Granulomatous inflammation is seen in only 50% of FBG cases. Consequently, FBG may be misdiagnosed as one of several heterogeneous mucocutaneous conditions. In particular, FBG most closely mimics the clinical and histopathologic features of OLP, such as in our described case. FBG and OLP have many similarities with subtle differences that enable separation. The clinical distribution of OLP is symmetrical, and lesions may migrate with disease progression, whereas FBG is typified by fixed lesions within the marginal or interdental gingiva. Therapeutically, high-potency topical corticosteroids are first-line treatment for OLP but show minimal to no improvement in FBG. Diagnostic suspicion for FBG should increase considerably if lichenoid interface mucositis is restricted to the interdental gingiva or proves recalcitrant to corticosteroid therapy. Although the disease course is chronic for both entities, OLP exhibits episodic flares coupled compared with FBG that persists indefinitely. Bacterial dental plaque reportedly incites flares of OLP, and symptoms may resolve with better oral hygiene practice. Paradoxically, FBG is unaffected by hygiene measures that target plaque prevention.

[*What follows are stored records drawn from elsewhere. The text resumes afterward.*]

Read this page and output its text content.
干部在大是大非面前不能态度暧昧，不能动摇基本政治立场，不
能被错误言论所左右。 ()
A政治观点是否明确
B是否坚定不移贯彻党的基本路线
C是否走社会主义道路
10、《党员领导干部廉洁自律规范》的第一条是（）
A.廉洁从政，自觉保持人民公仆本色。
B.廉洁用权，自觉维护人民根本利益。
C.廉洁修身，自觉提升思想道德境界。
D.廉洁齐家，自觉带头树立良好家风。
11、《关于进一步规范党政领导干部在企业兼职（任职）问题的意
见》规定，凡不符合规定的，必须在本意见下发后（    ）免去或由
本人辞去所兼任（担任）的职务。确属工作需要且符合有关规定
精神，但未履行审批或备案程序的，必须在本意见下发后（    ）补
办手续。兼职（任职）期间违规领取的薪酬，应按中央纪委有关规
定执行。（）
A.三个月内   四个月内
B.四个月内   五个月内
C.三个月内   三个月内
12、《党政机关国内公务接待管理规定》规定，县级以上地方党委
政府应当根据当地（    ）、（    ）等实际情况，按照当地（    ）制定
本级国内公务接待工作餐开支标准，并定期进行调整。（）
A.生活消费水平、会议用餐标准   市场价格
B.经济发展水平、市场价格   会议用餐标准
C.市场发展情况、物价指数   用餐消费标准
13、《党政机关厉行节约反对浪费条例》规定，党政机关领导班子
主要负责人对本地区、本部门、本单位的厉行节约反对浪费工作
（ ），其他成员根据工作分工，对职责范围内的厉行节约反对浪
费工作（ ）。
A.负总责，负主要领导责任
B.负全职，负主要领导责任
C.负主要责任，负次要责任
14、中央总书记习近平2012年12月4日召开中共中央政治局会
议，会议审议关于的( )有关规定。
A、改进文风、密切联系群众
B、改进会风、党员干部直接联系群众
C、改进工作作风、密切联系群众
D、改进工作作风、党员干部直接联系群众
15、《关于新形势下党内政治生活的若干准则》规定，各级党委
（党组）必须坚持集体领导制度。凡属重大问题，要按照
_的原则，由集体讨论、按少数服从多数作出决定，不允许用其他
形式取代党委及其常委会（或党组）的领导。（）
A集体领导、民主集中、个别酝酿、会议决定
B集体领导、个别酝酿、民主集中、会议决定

The propensity for clinical misdiagnosis highlights the necessity of a mucosal biopsy to establish the diagnosis.2, 7 FBG mimics OLP microscopically with a band-like infiltrate of lymphocytes at the submucosal-epithelial interface coupled with keratinocyte cytotoxicity. Microdeposits of often polarizable foreign particulate matter within and surrounding histiocytes and histiocytic giant cells are pathognomonic for FBG. Diagnostic criteria include histopathologic findings of (1) identification of foreign bodies in the gingival connective tissue in sites of chronic inflammation and (2) localization of the foreign bodies in at least 2 sequential tissue sections. A biopsy may require intense scrutiny given the small size of foreign particulate matter. Cases of FBG have been associated with amalgams, dental crown placement, dental prophylaxis, orthodontic treatment, and periodontal surgery.1, 8

To date, efficacious conservative therapies for FGB are limited. Topical corticosteroids commonly provide relief in lichenoid mucositis of divergent etiologies, but its role in FBG is less consistent. The role of surgical excision and gingival grafting is controversial and has been suggested in the rare, extreme cases; this treatment is probably impractical in the setting of multifocal involvement. When discussing treatment options, it is important to counsel patients that FBG does not correlate with oral hygiene or calculus formation. Moreover, counseling should focus on an avoidance of air abrasion polishing, which can lead to further exacerbation in predisposed individuals. All together, these factors should be addressed before pursuing any type of dental restoration. FBG is an unusual condition that may present with chronic desquamative gingivitis leading to diagnostic confusion or overt misdiagnosis as erosive lichen planus. Dermatologists should be aware of this entity to prevent diagnostic delay and untoward complications from a therapeutic arsenal better reserved for systemic mucocutaneous disorders.